A theory of this kind came well enough from Colonel Stanburne. He was six feet high, and the picture of health. He brought forth the fruits of good living, not, as Mr. Garley did, in a bloated and rubicund face and protuberant corporation, but in that admirable balance of the whole human organism which proves the regular and equal performance of all its functions. Dr. Bardly was a good judge of a man, and he had the same pleasure in looking at the Colonel that a fox-hunter feels in contemplating a fine horse. Beyond this, he liked Colonel Stanburne's society, not precisely, perhaps, for intellectual reasons—for, intellectually, there was little or nothing in common between the two men—but because he found in it a sort of mental refreshment, very pleasant to him after the society at Shayton. The Colonel was a different being—he lived in a different world from the world of the Ogdens and their friends; and it amused and interested the Doctor to see how this strange and rather admirable creature would conduct itself under the conditions of its present existence. The Doctor, as the reader must already feel perfectly assured, had not the weakness of snobbishness or parasitism in any form whatever; and if he liked to go to Wenderholme with the Colonel, it was not because there was an earl's daughter there, and the sacred odor of aristocracy about the place, but rather because he had a genuine pleasure in the society of his friend, whether amongst the splendors of Wenderholme, or in the parlor of the inn at Sootythorn.

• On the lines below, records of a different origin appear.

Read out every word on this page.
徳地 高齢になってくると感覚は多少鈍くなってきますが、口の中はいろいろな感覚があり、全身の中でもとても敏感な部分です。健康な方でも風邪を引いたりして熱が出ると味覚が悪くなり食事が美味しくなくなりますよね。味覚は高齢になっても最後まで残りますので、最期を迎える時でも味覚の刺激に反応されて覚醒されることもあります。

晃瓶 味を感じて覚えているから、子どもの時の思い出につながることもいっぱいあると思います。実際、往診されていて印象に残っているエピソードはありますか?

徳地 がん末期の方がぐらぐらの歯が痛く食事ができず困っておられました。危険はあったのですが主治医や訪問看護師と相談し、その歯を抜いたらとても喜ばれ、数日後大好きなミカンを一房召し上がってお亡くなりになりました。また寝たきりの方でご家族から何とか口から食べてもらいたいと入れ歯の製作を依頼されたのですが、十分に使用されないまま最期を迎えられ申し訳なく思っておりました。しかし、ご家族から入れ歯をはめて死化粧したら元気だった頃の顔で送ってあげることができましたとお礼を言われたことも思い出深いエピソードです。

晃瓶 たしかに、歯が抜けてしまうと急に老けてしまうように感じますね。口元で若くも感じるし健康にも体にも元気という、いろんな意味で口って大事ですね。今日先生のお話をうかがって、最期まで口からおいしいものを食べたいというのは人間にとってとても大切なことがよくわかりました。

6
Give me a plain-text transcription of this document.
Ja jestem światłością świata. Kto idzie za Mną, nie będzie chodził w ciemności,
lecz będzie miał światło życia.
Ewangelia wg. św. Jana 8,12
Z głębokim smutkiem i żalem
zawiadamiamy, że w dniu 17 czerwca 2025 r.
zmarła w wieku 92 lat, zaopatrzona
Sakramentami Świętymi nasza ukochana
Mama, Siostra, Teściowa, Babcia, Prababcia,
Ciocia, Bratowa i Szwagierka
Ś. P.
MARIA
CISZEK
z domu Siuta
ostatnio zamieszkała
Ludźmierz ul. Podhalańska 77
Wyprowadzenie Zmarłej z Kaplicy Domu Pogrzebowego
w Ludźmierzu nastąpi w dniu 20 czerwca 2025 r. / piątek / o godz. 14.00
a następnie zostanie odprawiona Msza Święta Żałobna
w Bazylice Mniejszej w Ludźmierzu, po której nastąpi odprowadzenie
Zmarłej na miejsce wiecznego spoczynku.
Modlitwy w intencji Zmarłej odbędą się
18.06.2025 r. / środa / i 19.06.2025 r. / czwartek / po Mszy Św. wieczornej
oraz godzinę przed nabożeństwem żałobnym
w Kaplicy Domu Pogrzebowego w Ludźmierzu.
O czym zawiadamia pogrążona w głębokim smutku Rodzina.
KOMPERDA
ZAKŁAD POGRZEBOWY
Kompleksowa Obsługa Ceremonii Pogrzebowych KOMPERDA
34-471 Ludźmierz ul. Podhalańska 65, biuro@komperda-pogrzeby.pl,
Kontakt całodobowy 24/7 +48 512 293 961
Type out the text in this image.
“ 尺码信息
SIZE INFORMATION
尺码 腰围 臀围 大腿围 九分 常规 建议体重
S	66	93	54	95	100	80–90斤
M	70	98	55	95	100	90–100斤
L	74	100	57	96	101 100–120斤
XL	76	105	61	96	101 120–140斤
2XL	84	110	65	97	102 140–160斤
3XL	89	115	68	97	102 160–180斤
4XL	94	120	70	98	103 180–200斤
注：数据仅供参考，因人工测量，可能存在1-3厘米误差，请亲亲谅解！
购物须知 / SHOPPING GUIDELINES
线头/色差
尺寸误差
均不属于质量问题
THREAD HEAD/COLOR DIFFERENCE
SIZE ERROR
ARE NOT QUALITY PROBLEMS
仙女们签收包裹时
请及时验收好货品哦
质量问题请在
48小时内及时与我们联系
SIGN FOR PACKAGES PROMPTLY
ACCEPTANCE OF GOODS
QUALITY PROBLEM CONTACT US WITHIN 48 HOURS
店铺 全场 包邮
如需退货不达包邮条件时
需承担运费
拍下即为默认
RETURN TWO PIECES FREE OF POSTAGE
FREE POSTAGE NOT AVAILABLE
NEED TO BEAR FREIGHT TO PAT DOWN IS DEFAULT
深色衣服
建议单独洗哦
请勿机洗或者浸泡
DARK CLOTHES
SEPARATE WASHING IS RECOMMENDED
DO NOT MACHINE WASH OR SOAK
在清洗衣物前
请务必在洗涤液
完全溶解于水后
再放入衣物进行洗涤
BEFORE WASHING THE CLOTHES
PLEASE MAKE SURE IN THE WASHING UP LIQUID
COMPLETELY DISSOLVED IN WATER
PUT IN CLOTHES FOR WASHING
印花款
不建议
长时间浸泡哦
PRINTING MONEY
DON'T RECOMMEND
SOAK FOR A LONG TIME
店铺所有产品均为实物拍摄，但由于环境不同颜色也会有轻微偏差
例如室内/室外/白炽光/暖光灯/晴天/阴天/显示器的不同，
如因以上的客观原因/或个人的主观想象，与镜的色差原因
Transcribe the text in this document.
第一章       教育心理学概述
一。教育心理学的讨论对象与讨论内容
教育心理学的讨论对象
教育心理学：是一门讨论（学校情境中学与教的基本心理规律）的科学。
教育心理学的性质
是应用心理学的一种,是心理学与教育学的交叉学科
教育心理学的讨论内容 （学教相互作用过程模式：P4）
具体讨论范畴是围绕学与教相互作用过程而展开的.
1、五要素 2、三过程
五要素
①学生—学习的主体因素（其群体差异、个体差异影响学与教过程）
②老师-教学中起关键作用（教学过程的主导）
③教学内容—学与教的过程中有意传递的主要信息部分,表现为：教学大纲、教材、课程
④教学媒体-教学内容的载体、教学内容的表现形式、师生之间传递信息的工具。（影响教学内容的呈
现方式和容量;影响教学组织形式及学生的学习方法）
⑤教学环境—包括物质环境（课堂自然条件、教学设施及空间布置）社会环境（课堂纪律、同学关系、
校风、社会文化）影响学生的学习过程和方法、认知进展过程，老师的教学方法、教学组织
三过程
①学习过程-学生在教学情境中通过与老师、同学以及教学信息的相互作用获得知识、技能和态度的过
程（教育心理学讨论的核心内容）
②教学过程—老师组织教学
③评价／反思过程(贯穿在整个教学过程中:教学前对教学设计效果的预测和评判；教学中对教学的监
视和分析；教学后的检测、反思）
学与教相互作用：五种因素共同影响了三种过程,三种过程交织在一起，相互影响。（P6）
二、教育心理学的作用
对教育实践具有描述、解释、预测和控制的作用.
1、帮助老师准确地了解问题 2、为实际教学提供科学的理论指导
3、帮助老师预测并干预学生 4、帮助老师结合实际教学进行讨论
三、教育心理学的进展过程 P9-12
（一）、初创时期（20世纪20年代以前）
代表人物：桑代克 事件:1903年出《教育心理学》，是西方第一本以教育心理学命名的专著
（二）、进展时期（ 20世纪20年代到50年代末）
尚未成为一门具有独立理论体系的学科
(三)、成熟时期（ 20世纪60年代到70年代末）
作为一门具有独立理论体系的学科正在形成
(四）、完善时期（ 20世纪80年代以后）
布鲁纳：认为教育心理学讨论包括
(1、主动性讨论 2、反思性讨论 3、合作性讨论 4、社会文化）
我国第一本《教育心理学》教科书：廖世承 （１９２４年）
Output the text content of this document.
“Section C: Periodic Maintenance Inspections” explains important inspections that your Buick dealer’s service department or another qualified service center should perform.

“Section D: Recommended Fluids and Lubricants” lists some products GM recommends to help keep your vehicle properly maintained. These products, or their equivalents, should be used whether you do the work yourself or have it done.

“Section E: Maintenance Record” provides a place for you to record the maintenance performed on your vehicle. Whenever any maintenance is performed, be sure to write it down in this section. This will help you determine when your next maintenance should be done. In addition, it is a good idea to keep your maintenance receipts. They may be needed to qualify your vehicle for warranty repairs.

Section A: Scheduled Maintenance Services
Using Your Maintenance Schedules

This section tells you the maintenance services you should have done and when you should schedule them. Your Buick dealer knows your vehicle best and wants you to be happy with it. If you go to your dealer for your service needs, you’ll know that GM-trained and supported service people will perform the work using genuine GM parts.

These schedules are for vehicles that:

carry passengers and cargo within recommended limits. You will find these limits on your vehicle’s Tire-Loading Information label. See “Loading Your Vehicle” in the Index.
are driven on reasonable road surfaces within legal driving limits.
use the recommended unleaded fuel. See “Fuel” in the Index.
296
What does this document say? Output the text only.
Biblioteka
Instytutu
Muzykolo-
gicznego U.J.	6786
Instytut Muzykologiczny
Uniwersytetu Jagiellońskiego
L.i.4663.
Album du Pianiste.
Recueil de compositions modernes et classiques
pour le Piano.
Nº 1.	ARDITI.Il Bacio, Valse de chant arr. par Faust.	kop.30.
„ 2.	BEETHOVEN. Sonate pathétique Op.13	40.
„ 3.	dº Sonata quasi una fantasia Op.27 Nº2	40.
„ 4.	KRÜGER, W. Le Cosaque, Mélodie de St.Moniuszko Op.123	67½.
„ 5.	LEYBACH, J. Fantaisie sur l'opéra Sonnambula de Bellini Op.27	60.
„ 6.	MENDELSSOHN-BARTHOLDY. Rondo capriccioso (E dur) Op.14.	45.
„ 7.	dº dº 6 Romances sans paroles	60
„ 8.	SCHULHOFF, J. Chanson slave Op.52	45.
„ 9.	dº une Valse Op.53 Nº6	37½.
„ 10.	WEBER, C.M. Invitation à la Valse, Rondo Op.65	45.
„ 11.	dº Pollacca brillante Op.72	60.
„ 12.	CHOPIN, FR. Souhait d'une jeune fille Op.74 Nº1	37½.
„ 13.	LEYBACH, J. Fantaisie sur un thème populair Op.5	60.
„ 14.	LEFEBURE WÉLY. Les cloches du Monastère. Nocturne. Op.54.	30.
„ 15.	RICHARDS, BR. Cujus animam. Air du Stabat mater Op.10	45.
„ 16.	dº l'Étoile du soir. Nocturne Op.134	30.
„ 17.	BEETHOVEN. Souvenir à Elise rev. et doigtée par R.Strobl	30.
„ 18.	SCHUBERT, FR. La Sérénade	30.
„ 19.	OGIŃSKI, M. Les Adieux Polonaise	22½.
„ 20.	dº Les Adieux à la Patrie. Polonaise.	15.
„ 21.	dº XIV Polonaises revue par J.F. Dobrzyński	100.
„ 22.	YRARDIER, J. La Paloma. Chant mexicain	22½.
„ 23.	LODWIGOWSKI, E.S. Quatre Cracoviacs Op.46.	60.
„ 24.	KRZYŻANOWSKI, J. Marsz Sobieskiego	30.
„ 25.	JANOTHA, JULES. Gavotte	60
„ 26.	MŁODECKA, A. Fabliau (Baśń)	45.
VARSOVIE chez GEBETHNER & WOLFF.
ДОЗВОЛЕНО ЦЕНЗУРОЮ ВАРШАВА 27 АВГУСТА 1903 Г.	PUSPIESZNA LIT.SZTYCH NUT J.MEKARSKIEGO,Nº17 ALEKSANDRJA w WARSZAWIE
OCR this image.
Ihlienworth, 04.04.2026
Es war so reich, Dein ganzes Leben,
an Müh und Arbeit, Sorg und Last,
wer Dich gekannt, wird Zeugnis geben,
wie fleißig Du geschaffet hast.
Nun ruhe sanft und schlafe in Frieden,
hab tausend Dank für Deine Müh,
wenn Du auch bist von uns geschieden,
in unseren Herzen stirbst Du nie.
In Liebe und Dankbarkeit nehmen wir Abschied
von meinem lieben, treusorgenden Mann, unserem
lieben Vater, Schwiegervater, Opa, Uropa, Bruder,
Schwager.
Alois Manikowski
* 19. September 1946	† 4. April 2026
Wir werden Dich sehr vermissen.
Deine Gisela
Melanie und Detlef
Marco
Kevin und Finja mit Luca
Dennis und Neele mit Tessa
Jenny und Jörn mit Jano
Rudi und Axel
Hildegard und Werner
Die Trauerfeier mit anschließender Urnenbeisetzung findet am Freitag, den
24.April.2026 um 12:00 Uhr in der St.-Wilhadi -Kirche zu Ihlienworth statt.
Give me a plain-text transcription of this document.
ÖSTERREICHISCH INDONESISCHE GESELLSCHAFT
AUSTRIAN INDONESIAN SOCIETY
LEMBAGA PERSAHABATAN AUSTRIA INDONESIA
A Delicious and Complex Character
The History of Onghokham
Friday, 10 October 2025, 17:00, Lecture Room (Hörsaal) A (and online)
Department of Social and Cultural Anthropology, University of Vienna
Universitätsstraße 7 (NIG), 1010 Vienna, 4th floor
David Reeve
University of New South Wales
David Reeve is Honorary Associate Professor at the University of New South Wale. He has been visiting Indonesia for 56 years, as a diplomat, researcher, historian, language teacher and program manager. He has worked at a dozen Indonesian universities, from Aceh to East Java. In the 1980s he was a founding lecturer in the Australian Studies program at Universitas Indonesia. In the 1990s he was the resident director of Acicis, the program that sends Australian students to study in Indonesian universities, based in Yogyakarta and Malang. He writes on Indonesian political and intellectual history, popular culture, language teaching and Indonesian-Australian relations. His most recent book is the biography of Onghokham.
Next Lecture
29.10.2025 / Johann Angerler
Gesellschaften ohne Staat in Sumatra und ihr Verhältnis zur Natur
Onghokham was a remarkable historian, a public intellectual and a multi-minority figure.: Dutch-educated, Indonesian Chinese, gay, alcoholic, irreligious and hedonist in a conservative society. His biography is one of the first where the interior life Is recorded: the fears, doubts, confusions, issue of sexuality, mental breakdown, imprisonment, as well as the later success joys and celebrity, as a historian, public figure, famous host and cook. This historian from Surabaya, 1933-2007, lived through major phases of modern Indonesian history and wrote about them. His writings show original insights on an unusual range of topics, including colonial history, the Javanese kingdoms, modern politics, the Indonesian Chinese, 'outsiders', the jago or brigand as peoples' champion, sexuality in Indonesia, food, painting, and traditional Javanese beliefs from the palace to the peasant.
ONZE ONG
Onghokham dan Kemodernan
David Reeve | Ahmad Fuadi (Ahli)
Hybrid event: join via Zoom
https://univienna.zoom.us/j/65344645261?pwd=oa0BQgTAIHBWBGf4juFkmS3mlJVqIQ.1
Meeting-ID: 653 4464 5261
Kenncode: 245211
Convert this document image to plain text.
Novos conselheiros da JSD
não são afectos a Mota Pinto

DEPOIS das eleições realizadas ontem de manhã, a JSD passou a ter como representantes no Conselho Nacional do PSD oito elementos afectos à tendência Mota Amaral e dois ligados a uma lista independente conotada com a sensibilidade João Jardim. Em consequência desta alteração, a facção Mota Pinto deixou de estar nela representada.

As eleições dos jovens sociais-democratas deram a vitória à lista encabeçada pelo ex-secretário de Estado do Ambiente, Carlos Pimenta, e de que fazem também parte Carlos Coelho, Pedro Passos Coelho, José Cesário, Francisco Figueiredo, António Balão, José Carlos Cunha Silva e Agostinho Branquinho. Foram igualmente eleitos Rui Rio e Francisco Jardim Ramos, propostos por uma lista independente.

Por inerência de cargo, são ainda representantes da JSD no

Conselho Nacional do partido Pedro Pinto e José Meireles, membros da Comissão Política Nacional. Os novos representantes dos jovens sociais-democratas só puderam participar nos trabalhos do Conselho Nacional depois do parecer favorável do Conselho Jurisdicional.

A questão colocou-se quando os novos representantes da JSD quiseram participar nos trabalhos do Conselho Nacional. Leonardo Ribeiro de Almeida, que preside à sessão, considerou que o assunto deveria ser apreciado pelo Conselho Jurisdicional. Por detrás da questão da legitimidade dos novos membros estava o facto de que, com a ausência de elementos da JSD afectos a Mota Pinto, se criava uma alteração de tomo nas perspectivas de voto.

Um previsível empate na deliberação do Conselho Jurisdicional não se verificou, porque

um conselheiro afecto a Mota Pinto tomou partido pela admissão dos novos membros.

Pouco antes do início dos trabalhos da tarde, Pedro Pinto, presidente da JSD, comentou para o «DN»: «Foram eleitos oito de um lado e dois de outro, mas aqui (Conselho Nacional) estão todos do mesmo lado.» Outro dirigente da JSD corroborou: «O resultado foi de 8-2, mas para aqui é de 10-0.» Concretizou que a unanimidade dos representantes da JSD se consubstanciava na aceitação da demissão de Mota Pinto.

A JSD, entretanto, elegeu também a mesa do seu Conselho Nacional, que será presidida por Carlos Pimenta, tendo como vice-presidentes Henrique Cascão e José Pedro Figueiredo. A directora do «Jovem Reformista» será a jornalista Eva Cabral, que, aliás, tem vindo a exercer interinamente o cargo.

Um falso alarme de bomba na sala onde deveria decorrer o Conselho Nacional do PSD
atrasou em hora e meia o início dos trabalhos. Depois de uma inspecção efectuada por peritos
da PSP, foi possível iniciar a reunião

The Colonel, too, on his part, liked the Doctor, though he laughed at him, and mimicked him to Lady Helena. The mimicry was not, however, very successful, for the Doctor's Lancashire dialect was too perfect and too pure for any mere ultramontane (that is, creature living beyond the hills that guarded the Shayton valley) to imitate with any approximation to success. If the Colonel, however, notwithstanding all his study and effort, could not succeed in imitating the Doctor's happy selection of expressions and purity of style, he could at any rate give him a nickname—so he called him Hoftens, not to his face, but to Lady Helena at home, and to the adjutant, and to one or two other people who knew him, and the nickname became popular; and, after a while, the officers called Dr. Bardly Hoftens to his face, which he took with perfect good-nature. The first time that this occurred, the Doctor (such was the delicacy of his ear) believed he detected something unusual in the way an impudent ensign pronounced the word often, and asked what he meant, on which the adjutant interposed, and said,—"Don't mind his impudence, Doctor; he's mimicking you." "Well," said the Doctor, simply, "I wasn't aware that there was hany thing peculiar in my pronunciation of the word, but people hoftens are unaware of their own defects." But we anticipate.

They lunched at the Thorn with the adjutant, a fair-haired and delicate-looking little gentleman of exceedingly mild and quiet manners, whose acquaintance the Doctor had made very recently. Captain Eureton had retired a year or two before from the regular army, and was now living in the neighborhood of Sootythorn with his old mother whom he loved with his whole heart. He had never married, and now there was little probability of his ever marrying. The people of Sootythorn would have set him down as a milk-sop if he had not seen a good deal of active service in India and at the Cape; but a soldier who has been baptized in the fire of the battle-field has always that fact in his favor, and has little need to give himself airs of boldness in order to impose upon the imagination of civilians.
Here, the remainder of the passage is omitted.